Big data is all the rage, and as companies scramble to gather as much data as they possibly can, the eventual outcome is typically that you end up with more data than you know what to do with. So in this lake filled with files and objects, it's very easy for data to get lost. This is where metadata comes into play. In a simple way, metadata is additional information about your data, both automatically and manually created.
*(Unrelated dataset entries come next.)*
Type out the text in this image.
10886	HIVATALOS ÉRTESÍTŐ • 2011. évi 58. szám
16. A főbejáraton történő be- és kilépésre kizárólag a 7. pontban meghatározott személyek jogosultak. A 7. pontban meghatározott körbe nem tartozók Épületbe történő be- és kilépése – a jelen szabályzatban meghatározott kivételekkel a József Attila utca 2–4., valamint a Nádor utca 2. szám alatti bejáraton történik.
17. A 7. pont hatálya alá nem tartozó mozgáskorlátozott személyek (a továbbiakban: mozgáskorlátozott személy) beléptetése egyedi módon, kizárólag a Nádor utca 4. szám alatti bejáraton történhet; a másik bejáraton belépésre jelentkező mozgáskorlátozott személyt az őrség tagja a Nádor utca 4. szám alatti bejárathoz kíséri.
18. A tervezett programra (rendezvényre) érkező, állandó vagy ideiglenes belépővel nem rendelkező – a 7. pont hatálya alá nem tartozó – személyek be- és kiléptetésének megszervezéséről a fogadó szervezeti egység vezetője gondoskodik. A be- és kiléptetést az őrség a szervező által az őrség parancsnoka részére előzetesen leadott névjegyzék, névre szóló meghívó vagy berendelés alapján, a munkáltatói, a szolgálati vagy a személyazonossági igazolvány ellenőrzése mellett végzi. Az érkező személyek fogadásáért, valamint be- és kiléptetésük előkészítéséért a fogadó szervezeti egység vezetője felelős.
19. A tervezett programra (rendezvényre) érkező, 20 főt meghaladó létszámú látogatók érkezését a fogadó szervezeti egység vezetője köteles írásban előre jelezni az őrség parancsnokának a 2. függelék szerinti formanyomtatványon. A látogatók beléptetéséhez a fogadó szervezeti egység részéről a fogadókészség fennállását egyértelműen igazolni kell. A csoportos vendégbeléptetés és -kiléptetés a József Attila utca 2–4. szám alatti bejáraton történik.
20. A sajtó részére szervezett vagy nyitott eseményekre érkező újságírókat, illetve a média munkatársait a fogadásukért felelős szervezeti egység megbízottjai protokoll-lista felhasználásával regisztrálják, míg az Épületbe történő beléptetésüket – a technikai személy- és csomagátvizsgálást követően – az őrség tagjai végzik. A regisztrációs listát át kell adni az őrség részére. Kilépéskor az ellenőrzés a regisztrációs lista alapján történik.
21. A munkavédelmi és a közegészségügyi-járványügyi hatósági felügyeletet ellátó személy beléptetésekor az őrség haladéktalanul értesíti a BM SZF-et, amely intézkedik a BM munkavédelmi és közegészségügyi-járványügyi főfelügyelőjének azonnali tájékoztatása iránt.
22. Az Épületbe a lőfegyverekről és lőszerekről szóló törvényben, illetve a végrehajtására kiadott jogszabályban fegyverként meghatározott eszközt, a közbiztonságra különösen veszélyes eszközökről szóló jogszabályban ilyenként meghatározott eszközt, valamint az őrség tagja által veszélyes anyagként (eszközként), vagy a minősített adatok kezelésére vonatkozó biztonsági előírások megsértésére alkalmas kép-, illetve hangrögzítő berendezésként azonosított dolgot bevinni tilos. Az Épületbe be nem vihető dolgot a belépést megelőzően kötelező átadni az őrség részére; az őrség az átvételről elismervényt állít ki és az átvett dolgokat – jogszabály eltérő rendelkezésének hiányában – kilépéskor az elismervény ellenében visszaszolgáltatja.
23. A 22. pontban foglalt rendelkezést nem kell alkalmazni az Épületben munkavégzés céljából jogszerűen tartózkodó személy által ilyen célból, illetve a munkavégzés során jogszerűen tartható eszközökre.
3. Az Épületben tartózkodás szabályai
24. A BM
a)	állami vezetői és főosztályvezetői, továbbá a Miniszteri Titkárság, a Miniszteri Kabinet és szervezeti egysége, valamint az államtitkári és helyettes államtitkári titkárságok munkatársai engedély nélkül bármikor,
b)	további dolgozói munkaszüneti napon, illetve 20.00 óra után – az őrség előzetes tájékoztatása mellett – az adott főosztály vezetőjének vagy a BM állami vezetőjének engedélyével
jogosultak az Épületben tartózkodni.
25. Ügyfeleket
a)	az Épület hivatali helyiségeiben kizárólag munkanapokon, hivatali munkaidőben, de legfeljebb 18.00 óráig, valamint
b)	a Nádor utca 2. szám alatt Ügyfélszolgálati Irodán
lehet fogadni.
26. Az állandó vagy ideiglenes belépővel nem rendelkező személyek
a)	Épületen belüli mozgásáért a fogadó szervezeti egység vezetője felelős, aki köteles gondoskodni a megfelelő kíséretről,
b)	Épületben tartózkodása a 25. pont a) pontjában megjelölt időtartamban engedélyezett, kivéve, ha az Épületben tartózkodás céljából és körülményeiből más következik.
For example, in the case of a picture, the automatic metadata can include the exact time the picture was taken, the type of camera that was used, the GPS location and the resolution, whereas some of the manual metadata can include the name of the author and a description. Having this type of metadata attached to every piece of data you store is crucial, especially as you scale up. One challenge that often presents itself is how to store this metadata, since most file formats don't allow you to add this metadata to the file itself.
Using a database
One common method to store metadata is by using a database. One of the advantages of this method is that you can define strict guidelines that must be followed for each data types. For example, in the case of pictures, you can create a database table that includes columns such as the location of the picture and the author, and force any picture that gets added to your data lake to include this information. One of the drawbacks however is that a relational database tends to be less flexible. If you want to add or remove fields later on, you need to go and change the schema of the table. The relationship between the table entry and the actual piece of data may also get lost over time, since you always need to double every single operation. Someone may delete a file but forget to delete its related database entry, or a file may get overwritten by a completely different type of data but the database entry doesn't get updated.
Using a document template
Having a metadata document follow every piece of content, usually in JSON format, is much more flexible. For example, if you have a folder with a bunch of files, you should ensure that next to each file is a similarly named file with a .json extension which contains the metadata. It's far easier to see the relationship, and if you want to change the content of the metadata, it's easy to update the JSON file since there's no schema to adhere to. However, having a large amount of additional files may incur a performance hit, and trying to search through all these files will likely be much slower than using a database. On possible way around that is to store your documents in a NoSQL database.
Using custom tags
Many modern cloud platforms have solved this issue by introducing the concept of tags. For example, when you store an object in AWS S3, you can add any number of tags to that object. This means you only have one entry to update, the object itself, and the tags always follow it. You don't have to keep track of both the file and an additional JSON document or database entry. Tags are also flexible since you can add any number of key/value pairs. The disadvantage here is that tags are an additional paid feature. AWS charges a very small amount to add tags, but if you have billions of files, that amount becomes significant.
At the end of the day, there is no correct way to store metadata. The method you use will depend on your needs. The important thing is to have it. Trying to manage a data lake without metadata is an exercise in futility. Keeping as much of the original metadata as possible is crucial, and finding the best way to do that should be a part of your initial design, before you even consider building a new data lake.